Menyadari persoalan yang telah dijelaskan sebelumnya mulai dari persoalan toleransi, keberagaman, demokrasi dan kurangnya minat generasi muda untuk terlibat dalam kerja-kerja aktivis yang mengawal demokrasi dan terwujudnya keadilan bagi seluruh warga negara, Lembaga Advokasi dan Pendidikan Anak rakyat  (LAPAR) Sulsel berinisiasi  merancang sebuah program untuk orang muda yaitu Kursus Demokrasi, Toleransi, dan Advokasi (KUDETA) yang memfasilitasi orang muda untuk lebih memahami terkait Demokrasi dan toleransi serta memberikan pengalaman advokasi bagi alumninya dengan terlibat langsung dalam advokasi komunitas lokal dan kelompok Marjinal yang telah didampingi LAPAR Sulsel.

Tujuan KUDETA

Program ini bertujuan agar peserta memiliki pemahaman dasar terkait isu yang digeluti LAPAR Sulsel;

  1. Memiliki pemahaman terkait isu demokrasi, sehingga memiliki dasar dalam merespon perkembangan demokrasi.
  2. Memiliki pemahaman dasar terkait toleransi dan pluralisme dalam merespon isu keberagaman di Indonesia khususnya di sulsel.
  3. Memiliki pemahaman dasar dalam mendampingi atau mengadvokasi kasus-kasus terkait isu demokrasi, Pluralisme dan kebudayaan.
  4. Sebagai model pengkaderan dan wadah menyeleksi Volunteer LAPAR Sulsel.
  5. Menciptakan kader yang militan dan progresif
  6. Memberikan pengalaman Advokasi kepada peserta.

Alur Kegiatan

Kursus Demokrasi, Toleransi, dan Advokasi (KUDETA) akan berlangsung selama 4 Hari diselenggarakan secara offline di Kantor LAPAR Sulsel. Peserta terlebih dahulu mengikuti proses seleksi yang telah ditetapkan oleh panitia pelaksana KUDETA yaitu mengisi google form yang telah dibuat oleh panitia, mengikuti tes wawancara dan mengumpulkan Karya (tulisan, vidio, infografis, microblog dll) tentang demokrasi dan Keberagaman. Setelah proses seleksi wawancara peserta yang dinyatakan lulus berhak untuk mengikuti kursus demokrasi, Toleransi dan Advokasi yang diselenggarakan oleh LAPAR Sulsel. Setelah peserta KUDETA mengikuti materi selama empat hari, peserta akan didampingi secara berkala selama tiga bulan untuk meningkatkan kapasitas dan keterampilan terkait isu-isu yang di fokuskan LAPAR yaitu Toleransi, Pluralisme dan Kebudayaan. 

Timeline Kegiatan:

  • Pendaftaran: 1 – 13 Mei 2023
  • Sesi Wawancara: 17 – 18 Mei 2023
  • Pengumuman Peserta Terpilih: 20 Mei 2023
  • Pelaksanaan KUDETA Angkatan III: 22 – 26 Mei 2023

Waktu dan Tempat

Kegiatan ini akan diselenggarakan selama 4 (empat) hari pada:

Hari/tanggal : Senin-Kamis/22-26 Mei 2023

Tempat : Kantor LAPAR Sulsel (Jl.Toddopuli 7 Stp. 2 Nomor 8, Makassar)
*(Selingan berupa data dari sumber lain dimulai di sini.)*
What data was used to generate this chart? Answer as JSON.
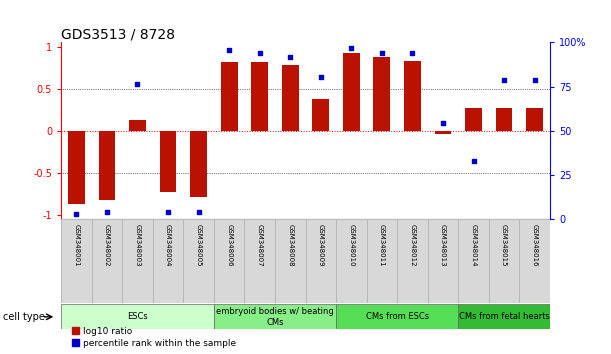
{
  "title": "GDS3513 / 8728",
  "samples": [
    "GSM348001",
    "GSM348002",
    "GSM348003",
    "GSM348004",
    "GSM348005",
    "GSM348006",
    "GSM348007",
    "GSM348008",
    "GSM348009",
    "GSM348010",
    "GSM348011",
    "GSM348012",
    "GSM348013",
    "GSM348014",
    "GSM348015",
    "GSM348016"
  ],
  "log10_ratio": [
    -0.87,
    -0.82,
    0.13,
    -0.72,
    -0.78,
    0.82,
    0.82,
    0.78,
    0.38,
    0.93,
    0.88,
    0.83,
    -0.03,
    0.27,
    0.27,
    0.27
  ],
  "percentile_rank": [
    1,
    2,
    78,
    2,
    2,
    98,
    96,
    94,
    82,
    99,
    96,
    96,
    55,
    32,
    80,
    80
  ],
  "bar_color": "#bb1100",
  "dot_color": "#0000cc",
  "bg_color": "#ffffff",
  "left_yticks": [
    -1,
    -0.5,
    0,
    0.5,
    1
  ],
  "left_ylabels": [
    "-1",
    "-0.5",
    "0",
    "0.5",
    "1"
  ],
  "right_yticks": [
    0,
    25,
    50,
    75,
    100
  ],
  "right_ylabels": [
    "0",
    "25",
    "50",
    "75",
    "100%"
  ],
  "ylim": [
    -1.05,
    1.05
  ],
  "cell_type_groups": [
    {
      "label": "ESCs",
      "start": 0,
      "end": 4,
      "color": "#ccffcc"
    },
    {
      "label": "embryoid bodies w/ beating\nCMs",
      "start": 5,
      "end": 8,
      "color": "#88ee88"
    },
    {
      "label": "CMs from ESCs",
      "start": 9,
      "end": 12,
      "color": "#55dd55"
    },
    {
      "label": "CMs from fetal hearts",
      "start": 13,
      "end": 15,
      "color": "#33bb33"
    }
  ],
  "legend_red_label": "log10 ratio",
  "legend_blue_label": "percentile rank within the sample",
  "cell_type_label": "cell type",
  "title_fontsize": 10,
  "tick_fontsize": 7,
  "bar_width": 0.55
}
Persyaratan Peserta KUDETA:

KUDETA LAPAR Sulsel menyasar anak muda yang tertarik pada isu demokrasi, toleransi dan kebudayaan serta punya keinginan melakukan advokasi komunitas lokal dan kelompok marjinal di Sulawesi Selatan. Kriteria tersebut meliputi:

  1. Mengisi formulir pendaftaran melalu link: https://s.id/kudeta3
  2. Berusia 20-26 tahun 
  3. Tertarik dengan isu demokrasi, keberagaman, dan kebudayaan
  4. Membuat karya berupa tulisan, video, microblog, infografis tentang demokrasi, keberagaman, dan kebudayaan (pilih satu)
  5. Bersedia menjadi volunteer pasca KUDETA
  6. Bersedia terlibat dalam advokasi komunitas lokal dan marjinal di Sulawesi selatan
  7. Memiliki pengalaman berorganisasi
  8. Bersedia mengikuti seluruh rangkaian KUDETA selama 4 hari di Kantor LAPAR Sulsel.